Administrative law – Decisions of administrative tribunals – Association of Nurses – Nurses – Disciplinary proceedings – Professional misconduct or conduct unbecoming – Penalties – Judicial review – Standard of review – Reasonableness simpliciter
Doak v. Nurses Assn. of New Brunswick,  N.B.J. No. 200, 2013 NBCA 45, New Brunswick Court of Appeal, July 11, 2013, M.E.L. Larlee, J.T. Robertson and K.A. Quigg JJ.A.
The appellant, Jon Boone Doak, appealed from a decision of the Court of Queen’s Bench dismissing his appeal with respect to a disciplinary decision rendered by the respondent, Nurses Association of New Brunswick (the “Association”). The appellant, a registered nurse and former employee of the Drew Nursing Home, was found guilty of professional misconduct for, among other things, counselling a resident’s husband with respect to the administration of medication which had not been prescribed by the Medical Director and for administering medication and treatments to the resident which had not been approved or authorized by the Medical Director.

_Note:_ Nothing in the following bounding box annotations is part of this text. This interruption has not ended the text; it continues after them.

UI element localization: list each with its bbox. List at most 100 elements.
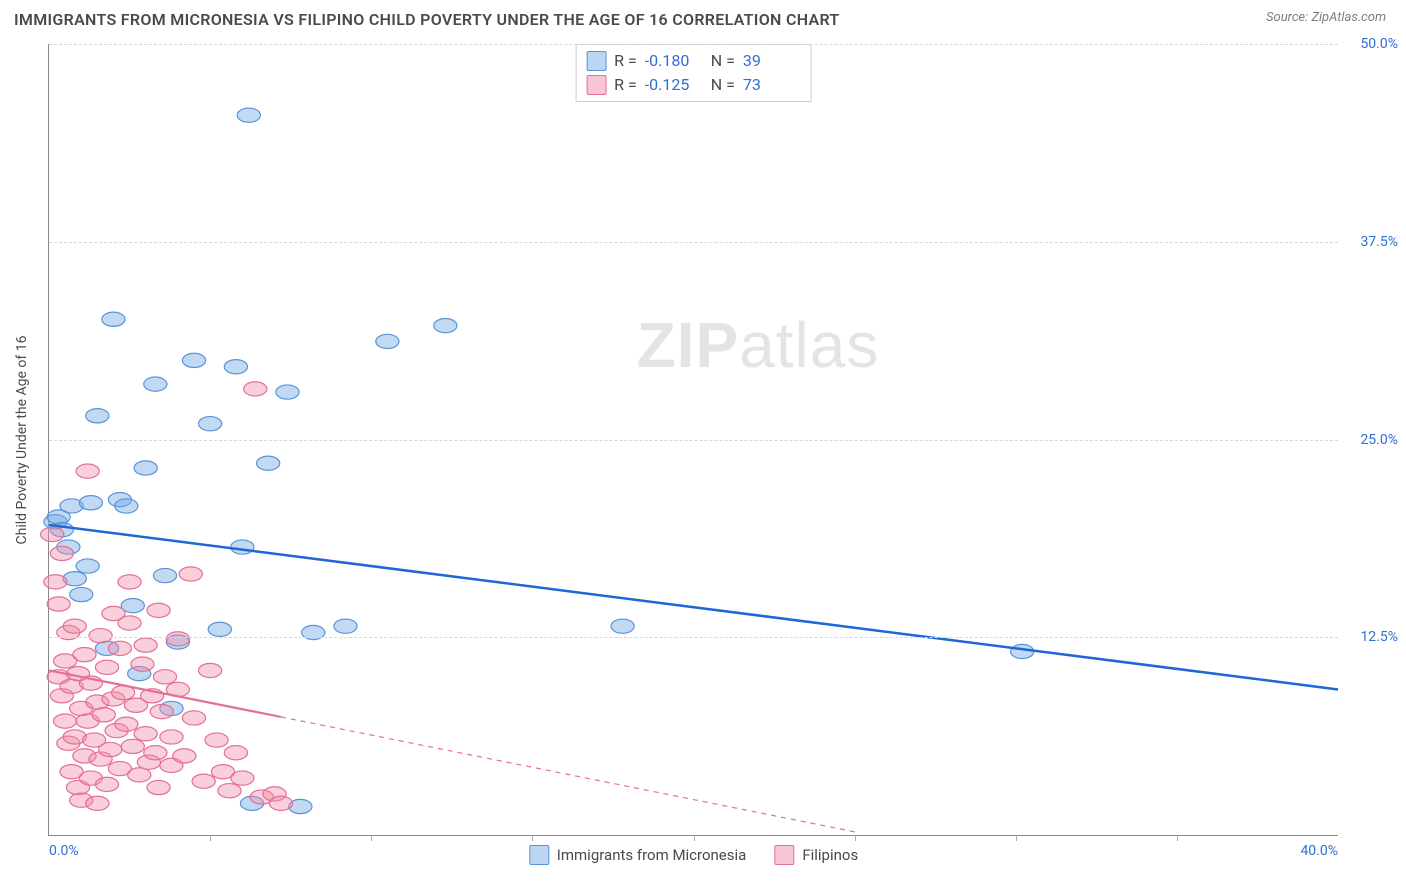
data-point	[434, 318, 457, 332]
y-tick-label: 12.5%	[1343, 629, 1398, 645]
data-point	[121, 739, 144, 753]
data-point	[237, 108, 260, 122]
x-minor-tick	[210, 835, 211, 841]
n-value: 39	[743, 49, 801, 73]
data-point	[611, 619, 634, 633]
data-point	[131, 657, 154, 671]
gridline	[49, 440, 1338, 441]
legend-swatch	[586, 75, 606, 95]
legend-item: Filipinos	[774, 845, 858, 865]
legend-item: Immigrants from Micronesia	[529, 845, 747, 865]
data-point	[257, 456, 280, 470]
data-point	[231, 540, 254, 554]
data-point	[115, 499, 138, 513]
data-point	[376, 334, 399, 348]
data-point	[118, 575, 141, 589]
n-label: N =	[711, 73, 735, 97]
data-point	[199, 663, 222, 677]
data-point	[224, 746, 247, 760]
data-point	[115, 717, 138, 731]
gridline	[49, 242, 1338, 243]
x-minor-tick	[1016, 835, 1017, 841]
data-point	[153, 568, 176, 582]
data-point	[79, 496, 102, 510]
data-point	[144, 746, 167, 760]
chart-title: IMMIGRANTS FROM MICRONESIA VS FILIPINO C…	[14, 10, 840, 29]
data-point	[269, 796, 292, 810]
data-point	[134, 727, 157, 741]
data-point	[153, 670, 176, 684]
data-point	[179, 567, 202, 581]
gridline	[49, 44, 1338, 45]
legend-swatch	[586, 51, 606, 71]
source-label: Source: ZipAtlas.com	[1266, 10, 1386, 25]
legend-swatch	[774, 845, 794, 865]
data-point	[166, 632, 189, 646]
data-point	[150, 704, 173, 718]
data-point	[54, 714, 77, 728]
data-point	[95, 660, 118, 674]
series-legend: Immigrants from Micronesia Filipinos	[529, 845, 858, 865]
x-minor-tick	[532, 835, 533, 841]
gridline	[49, 637, 1338, 638]
data-point	[95, 777, 118, 791]
data-point	[76, 559, 99, 573]
data-point	[76, 464, 99, 478]
x-minor-tick	[855, 835, 856, 841]
data-point	[231, 771, 254, 785]
x-minor-tick	[371, 835, 372, 841]
n-label: N =	[711, 49, 735, 73]
data-point	[70, 587, 93, 601]
legend-swatch	[529, 845, 549, 865]
r-label: R =	[614, 49, 637, 73]
data-point	[182, 711, 205, 725]
legend-item-label: Immigrants from Micronesia	[557, 846, 747, 864]
data-point	[108, 641, 131, 655]
data-point	[92, 708, 115, 722]
legend-item-label: Filipinos	[802, 846, 858, 864]
data-point	[192, 774, 215, 788]
data-point	[86, 796, 109, 810]
data-point	[41, 527, 64, 541]
data-point	[276, 385, 299, 399]
y-tick-label: 37.5%	[1343, 234, 1398, 250]
data-point	[205, 733, 228, 747]
data-point	[134, 461, 157, 475]
legend-stat-row: R =-0.125N =73	[586, 73, 801, 97]
data-point	[128, 768, 151, 782]
y-axis-label: Child Poverty Under the Age of 16	[14, 336, 30, 545]
data-point	[244, 382, 267, 396]
data-point	[102, 312, 125, 326]
correlation-legend: R =-0.180N =39R =-0.125N =73	[575, 44, 812, 102]
n-value: 73	[743, 73, 801, 97]
x-minor-tick	[694, 835, 695, 841]
data-point	[118, 616, 141, 630]
data-point	[334, 619, 357, 633]
data-point	[199, 417, 222, 431]
data-point	[224, 360, 247, 374]
trend-line	[49, 525, 1338, 690]
data-point	[147, 780, 170, 794]
data-point	[47, 597, 70, 611]
chart-plot-area: ZIPatlas R =-0.180N =39R =-0.125N =73 Im…	[48, 44, 1338, 836]
data-point	[86, 409, 109, 423]
data-point	[182, 353, 205, 367]
data-point	[134, 638, 157, 652]
y-tick-label: 50.0%	[1343, 36, 1398, 52]
x-tick-label: 40.0%	[1300, 843, 1338, 859]
data-point	[99, 742, 122, 756]
data-point	[218, 784, 241, 798]
data-point	[173, 749, 196, 763]
data-point	[147, 603, 170, 617]
trend-line-extrapolated	[281, 717, 855, 832]
data-point	[89, 629, 112, 643]
data-point	[63, 619, 86, 633]
data-point	[1011, 644, 1034, 658]
data-point	[208, 622, 231, 636]
data-point	[73, 648, 96, 662]
r-value: -0.125	[645, 73, 703, 97]
data-point	[160, 730, 183, 744]
x-minor-tick	[1177, 835, 1178, 841]
x-tick-label: 0.0%	[49, 843, 79, 859]
data-point	[50, 546, 73, 560]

The Association’s Disciplinary Committee determined that the appellant’s conduct failed to meet the standards of the nursing profession and ordered that his registration and membership be revoked, that he pay a portion of the costs arising from the complaint, and that he would not be eligible to apply for reinstatement before three years and until the costs had been paid and he had successfully completed certain “modules” offered in the Nurse Refresher Program.

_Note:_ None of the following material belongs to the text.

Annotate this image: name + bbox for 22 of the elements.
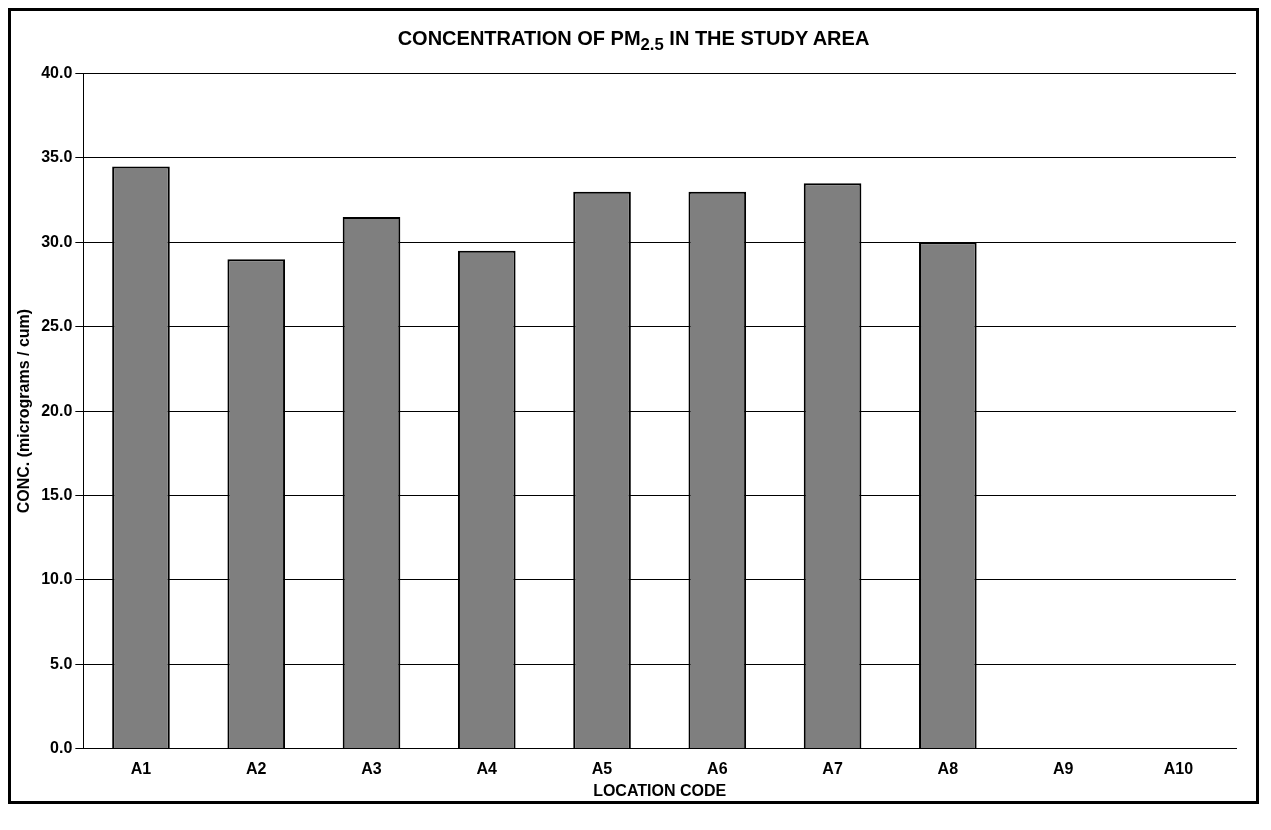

The appellant appealed the Disciplinary Committee’s decision to the Association’s Board of Directors, which dismissed the appeal. The appellant subsequently appealed the decision to the Court of Queen’s Bench.
The Court of Queen’s Bench dismissed the appeal, noting that the Board had provided sufficient reasons to support its decision, and that the decision was reasonable in light of the standards defined in the Nurses Act. On appeal to the Court of Appeal, the Appellant sought to have the finding of professional misconduct set aside, to have the revocation of his registration and membership quashed, to have the conditions on his re-enrollment quashed, and damages and costs of the applications.
The Court of Appeal dismissed the appeal. The Court noted that the lower court had given proper weight to the jurisprudence of deference per Dunsmuir, and that whether the acts of professional misconduct were done in good faith did not displace an obligation to adhere to provincial standards and would go to the issue of the appropriate sanction if anything.